I think the real problem is that gamers expect reviews to work their way down, not work their way up. The problem with this is that not only will no game ever be perfect under this scale, but every game would end up simply ok at best. To start ripping apart something for everything wrong with it starts missing what's right with it.
I like how reviews generally are. Start at 0.0 and look at what the game does right. If it's enough to take it to a 10, so be it. It doesn't mean the game's perfect, it just means it's good enough for a 10. We need to get this conception out of our mind that the highest score is somehow perfect. It's not, it's simply the highest score on the rating scale.

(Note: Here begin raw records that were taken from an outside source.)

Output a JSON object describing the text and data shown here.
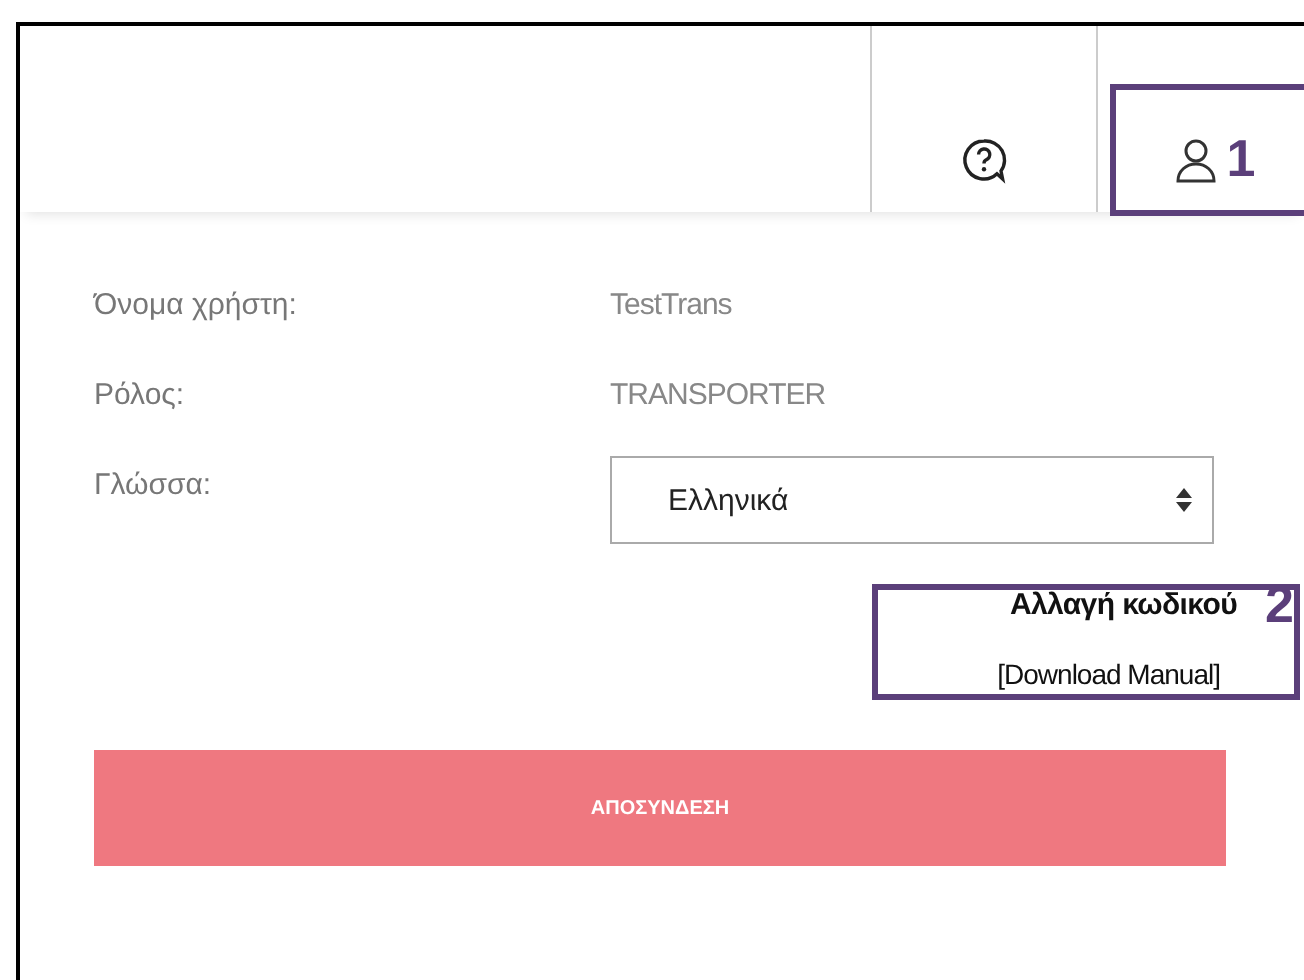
{
  "header": {
    "user_callout": "1"
  },
  "profile": {
    "fields": [
      {
        "label": "Όνομα χρήστη:",
        "value": "TestTrans"
      },
      {
        "label": "Ρόλος:",
        "value": "TRANSPORTER"
      }
    ],
    "language": {
      "label": "Γλώσσα:",
      "value": "Ελληνικά"
    },
    "change_password": {
      "text": "Αλλαγή κωδικού",
      "callout": "2"
    },
    "manual_link": "[Download Manual]",
    "logout_button": "ΑΠΟΣΥΝΔΕΣΗ"
  }
}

Again, 10 isn't a perfect score, just the highest score on the scale. If any game deserves the highest score a scale has, it's this. It would be like saying it doesn't deserve 5/5 from gamespy.
I will agree to disagree with you on this one. I can see your point of view of solely "[looking] at what the game does right," and giving an appropriate score. However, I feel a grading system should be both the balance of your approach and the the "opposite:" "to start ripping [it apart] for everything wrong with it."
You should look at this game in context to its time of release, both in respect to its time in the consoles life cycle, and its relation to all games until this point.
You will see how it eclipses other games in almost every respect, yet has glaring omissions such as the save-game-feature. Thus earning an almost perfect percentile.